该项目很大程度上基于此仓库：https://github.com/mlflow/mlflow/tree/master/examples/multistep_workflow 我正在尝试同时运行prep_data和使用MLflow Projects和main.py脚本作为入口点来学习脚本。为了执行，我使用以下命令：mlflow run . -P experiment_name=testproject

但是出现以下错误：

Traceback (most recent call last):
  File "prep_data.py", line 126, in <module>
    prep_data()
  File "/home/ubuntu/venv/lib/python3.6/site-packages/click/core.py", line 764, in __call__
   return self.main(*args, **kwargs)
  File "/home/ubuntu/venv/lib/python3.6/site-packages/click/core.py", line 717, in main
    rv = self.invoke(ctx)
  File "/home/ubuntu/venv/lib/python3.6/site-packages/click/core.py", line 956, in invoke
    return ctx.invoke(self.callback, **ctx.params)
  File "/home/ubuntu/venv/lib/python3.6/site-packages/click/core.py", line 555, in invoke
    return callback(*args, **kwargs)
  File "prep_data.py", line 65, in prep_data
    with mlflow.start_run() as active_run:
  File "/home/ubuntu/venv/lib/python3.6/site-packages/mlflow/tracking/fluent.py", line 129, in start_run
    "arguments".format(existing_run_id))
mlflow.exceptions.MlflowException: Cannot start run with ID 405b83bbb61046afa83b8dcd71b4db14 because active run ID does not match environment run ID. Make sure --experiment-name or --experiment-id matches experiment set with set_experiment(), or just use command-line arguments
Traceback (most recent call last):
  File "main.py", line 75, in <module>
    workflow()
  File "/home/ubuntu/venv/lib/python3.6/site-packages/click/core.py", line 764, in __call__
    return self.main(*args, **kwargs)
  File "/home/ubuntu/venv/lib/python3.6/site-packages/click/core.py", line 717, in main
    rv = self.invoke(ctx)
  File "/home/ubuntu/venv/lib/python3.6/site-packages/click/core.py", line 956, in invoke
    return ctx.invoke(self.callback, **ctx.params)
  File "/home/ubuntu/venv/lib/python3.6/site-packages/click/core.py", line 555, in invoke
    return callback(*args, **kwargs)
  File "main.py", line 61, in workflow
    }, experiment_name)
  File "main.py", line 40, in _get_or_run
    submitted_run = mlflow.run('.', entry_point=entry_point, parameters=params)
  File "/home/ubuntu/venv/lib/python3.6/site-packages/mlflow/projects/__init__.py", line 287, in run
    _wait_for(submitted_run_obj)
  File "/home/ubuntu/venv/lib/python3.6/site-packages/mlflow/projects/__init__.py", line 304, in _wait_for
    raise ExecutionException("Run (ID '%s') failed" % run_id)
mlflow.exceptions.ExecutionException: Run (ID '405b83bbb61046afa83b8dcd71b4db14') failed
2019/11/22 18:51:59 ERROR mlflow.cli: === Run (ID '62c229b2d9194b569a7b2bfc14338800') failed ===

我不确定我是否正确理解该错误，但似乎是在说我正在使用多个实验。

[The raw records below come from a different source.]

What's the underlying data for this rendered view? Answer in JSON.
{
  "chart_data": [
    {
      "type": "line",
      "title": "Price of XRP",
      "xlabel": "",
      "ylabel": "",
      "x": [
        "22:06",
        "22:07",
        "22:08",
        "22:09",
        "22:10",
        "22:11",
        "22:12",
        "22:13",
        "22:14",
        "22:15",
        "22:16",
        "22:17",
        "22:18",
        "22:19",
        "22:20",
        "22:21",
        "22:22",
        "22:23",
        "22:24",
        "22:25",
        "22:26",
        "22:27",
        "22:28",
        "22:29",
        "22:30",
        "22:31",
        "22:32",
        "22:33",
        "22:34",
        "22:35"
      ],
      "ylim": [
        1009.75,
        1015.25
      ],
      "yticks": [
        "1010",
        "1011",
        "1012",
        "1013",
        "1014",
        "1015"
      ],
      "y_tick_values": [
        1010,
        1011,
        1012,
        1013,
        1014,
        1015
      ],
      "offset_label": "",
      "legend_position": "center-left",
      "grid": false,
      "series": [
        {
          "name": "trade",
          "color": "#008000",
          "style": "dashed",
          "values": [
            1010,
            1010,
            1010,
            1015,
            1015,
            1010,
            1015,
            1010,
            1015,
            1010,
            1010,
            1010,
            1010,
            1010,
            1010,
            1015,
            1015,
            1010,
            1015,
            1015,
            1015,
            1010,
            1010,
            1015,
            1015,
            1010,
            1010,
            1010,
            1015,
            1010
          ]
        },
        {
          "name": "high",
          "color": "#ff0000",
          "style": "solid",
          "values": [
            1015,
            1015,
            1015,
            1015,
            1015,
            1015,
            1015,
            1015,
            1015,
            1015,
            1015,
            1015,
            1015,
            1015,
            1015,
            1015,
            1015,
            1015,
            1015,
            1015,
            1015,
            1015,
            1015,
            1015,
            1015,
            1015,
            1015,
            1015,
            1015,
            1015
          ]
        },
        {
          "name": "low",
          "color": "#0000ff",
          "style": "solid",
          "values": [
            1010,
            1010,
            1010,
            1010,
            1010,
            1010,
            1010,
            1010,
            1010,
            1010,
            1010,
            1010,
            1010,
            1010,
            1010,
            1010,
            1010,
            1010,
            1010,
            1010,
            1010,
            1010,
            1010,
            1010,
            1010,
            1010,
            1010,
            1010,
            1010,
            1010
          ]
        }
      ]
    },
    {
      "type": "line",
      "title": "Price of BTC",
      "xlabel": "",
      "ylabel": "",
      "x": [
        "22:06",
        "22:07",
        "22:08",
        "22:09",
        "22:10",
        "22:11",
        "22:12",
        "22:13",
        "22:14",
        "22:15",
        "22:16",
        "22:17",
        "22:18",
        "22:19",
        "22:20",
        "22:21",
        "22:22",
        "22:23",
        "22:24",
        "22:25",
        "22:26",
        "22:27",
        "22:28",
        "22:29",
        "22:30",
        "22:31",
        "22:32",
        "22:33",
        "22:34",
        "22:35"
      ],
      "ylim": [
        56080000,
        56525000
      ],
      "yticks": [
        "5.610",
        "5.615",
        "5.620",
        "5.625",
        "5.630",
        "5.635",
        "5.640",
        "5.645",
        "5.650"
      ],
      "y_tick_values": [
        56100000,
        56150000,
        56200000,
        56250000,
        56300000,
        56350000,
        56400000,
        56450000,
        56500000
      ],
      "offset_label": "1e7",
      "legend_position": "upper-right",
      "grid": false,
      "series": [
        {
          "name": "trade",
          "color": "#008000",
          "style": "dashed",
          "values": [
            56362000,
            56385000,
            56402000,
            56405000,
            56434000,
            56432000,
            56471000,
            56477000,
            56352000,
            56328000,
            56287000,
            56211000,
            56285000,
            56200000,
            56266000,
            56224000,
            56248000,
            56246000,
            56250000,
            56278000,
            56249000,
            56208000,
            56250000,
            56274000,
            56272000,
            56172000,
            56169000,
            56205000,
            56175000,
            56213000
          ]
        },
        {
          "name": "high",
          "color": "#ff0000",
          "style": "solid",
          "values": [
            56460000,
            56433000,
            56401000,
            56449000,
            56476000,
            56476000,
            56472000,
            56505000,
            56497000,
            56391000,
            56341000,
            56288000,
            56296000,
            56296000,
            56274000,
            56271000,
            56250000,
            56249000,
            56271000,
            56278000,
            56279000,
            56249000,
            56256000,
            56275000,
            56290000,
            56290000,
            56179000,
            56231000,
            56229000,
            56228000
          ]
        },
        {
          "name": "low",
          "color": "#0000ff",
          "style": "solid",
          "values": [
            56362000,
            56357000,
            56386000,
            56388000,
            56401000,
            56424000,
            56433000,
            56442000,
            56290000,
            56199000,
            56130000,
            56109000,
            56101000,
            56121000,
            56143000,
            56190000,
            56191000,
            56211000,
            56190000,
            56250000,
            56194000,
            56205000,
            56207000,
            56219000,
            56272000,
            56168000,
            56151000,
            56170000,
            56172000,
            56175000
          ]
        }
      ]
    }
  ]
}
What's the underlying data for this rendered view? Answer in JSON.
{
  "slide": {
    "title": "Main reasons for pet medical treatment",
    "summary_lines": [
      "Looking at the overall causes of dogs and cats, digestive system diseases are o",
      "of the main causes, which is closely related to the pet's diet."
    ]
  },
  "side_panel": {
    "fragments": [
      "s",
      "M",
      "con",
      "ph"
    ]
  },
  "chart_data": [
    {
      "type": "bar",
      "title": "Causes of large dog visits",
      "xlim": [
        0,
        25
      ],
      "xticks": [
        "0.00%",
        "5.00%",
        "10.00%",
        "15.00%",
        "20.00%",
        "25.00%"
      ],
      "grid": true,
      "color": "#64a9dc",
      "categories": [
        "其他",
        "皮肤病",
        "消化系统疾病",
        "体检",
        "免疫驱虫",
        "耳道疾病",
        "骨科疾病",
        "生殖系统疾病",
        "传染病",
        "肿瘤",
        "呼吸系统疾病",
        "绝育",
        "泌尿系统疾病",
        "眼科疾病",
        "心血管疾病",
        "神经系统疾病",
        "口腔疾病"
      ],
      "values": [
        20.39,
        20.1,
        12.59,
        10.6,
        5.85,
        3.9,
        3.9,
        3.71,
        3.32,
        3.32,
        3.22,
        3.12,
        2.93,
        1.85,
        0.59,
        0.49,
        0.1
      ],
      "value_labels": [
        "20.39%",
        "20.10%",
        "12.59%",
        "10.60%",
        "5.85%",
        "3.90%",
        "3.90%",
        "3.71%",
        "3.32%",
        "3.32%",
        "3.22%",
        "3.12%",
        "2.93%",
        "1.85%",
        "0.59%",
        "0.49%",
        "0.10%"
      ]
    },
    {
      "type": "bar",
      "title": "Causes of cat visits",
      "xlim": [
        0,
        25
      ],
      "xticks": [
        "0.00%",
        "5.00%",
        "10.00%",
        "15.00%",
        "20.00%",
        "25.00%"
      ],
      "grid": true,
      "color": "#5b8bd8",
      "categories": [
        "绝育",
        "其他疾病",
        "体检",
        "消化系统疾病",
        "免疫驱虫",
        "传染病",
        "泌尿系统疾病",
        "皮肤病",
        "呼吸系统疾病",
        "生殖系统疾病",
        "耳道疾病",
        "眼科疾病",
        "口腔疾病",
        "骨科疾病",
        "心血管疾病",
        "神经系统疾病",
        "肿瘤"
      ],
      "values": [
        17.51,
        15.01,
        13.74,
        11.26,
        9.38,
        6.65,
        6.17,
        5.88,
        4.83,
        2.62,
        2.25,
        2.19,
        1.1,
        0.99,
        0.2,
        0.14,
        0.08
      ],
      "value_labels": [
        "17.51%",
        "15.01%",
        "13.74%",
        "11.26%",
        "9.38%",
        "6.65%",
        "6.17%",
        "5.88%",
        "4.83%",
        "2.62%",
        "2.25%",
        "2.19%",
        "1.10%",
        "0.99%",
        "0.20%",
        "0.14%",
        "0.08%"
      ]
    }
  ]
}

但是我可以肯定我只使用1（testproject）。浏览SO和Github问题建议我应该设置环境变量MLFLOW_TRACKING_URI，但并未说明如何设置环境变量。因此，我尝试了两种不同的方法： 1）在运行MLflow项目之前将其导出：$ export MLFLOW_TRACKING_URI='http://127.0.0.1:5099' 2）使用python在os.environ['MLFLOW_TRACKING_URI'] = 'http://127.0.0.1:5099'的main.py脚本开头进行设置都没有任何效果。在这里您可以看到我的项目：

main.py

import os
import click
import mlflow
from mlflow.entities import RunStatus
def _already_ran(entry_point, params, experiment_name):
    # experiment = mlflow.get_experiment_by_name('{}_{}'.format(experiment_name, entry_point))
    experiment = mlflow.get_experiment_by_name(experiment_name)
    if experiment == None:
        return None
    experiment_id = experiment.experiment_id
    client = mlflow.tracking.MlflowClient()
    all_run_infos = reversed(client.list_run_infos(experiment_id))
    match_failed = False
    for run_info in all_run_infos
        full_run = client.get_run(run_info.run_id)
        for p_key, p_val in params:
            run_value = full_run.data.params.get(p_key)
            if run_value != p_val:
                match_failed = True
                break
        if match_failed:
            continue
        if run_info.to_proto().status != RunStatus.FINISHED:
            continue
        return client.get_run(run_info.run_id)
    return None


def _get_or_run(entry_point, params, experiment_name, use_cache=True):
    existing_run = _already_ran(entry_point, params, experiment_name)
    if use_cache and existing_run:
        return existing_run
    submitted_run = mlflow.run('.', entry_point=entry_point, parameters=params)
    return mlflow.tracking.MlflowClient().get_run(submitted_run.run_id)

@click.command()
@click.option("--experiment-name")
@click.option('--prep-data-time-avg', default='placeholder')
@click.option('--prep-data-sensor-id', default='placeholder')
@click.option('--learn-epochs', default=100, type=int)
@click.option('--learn-neurons', default=5, type=int)
@click.option('--learn-layers', default=2, type=int)
def workflow(experiment_name, prep_data_time_avg, prep_data_sensor_id, learn_epochs, learn_neurons, learn_layers):
    # mlflow.set_tracking_uri('http://127.0.0.1:5099')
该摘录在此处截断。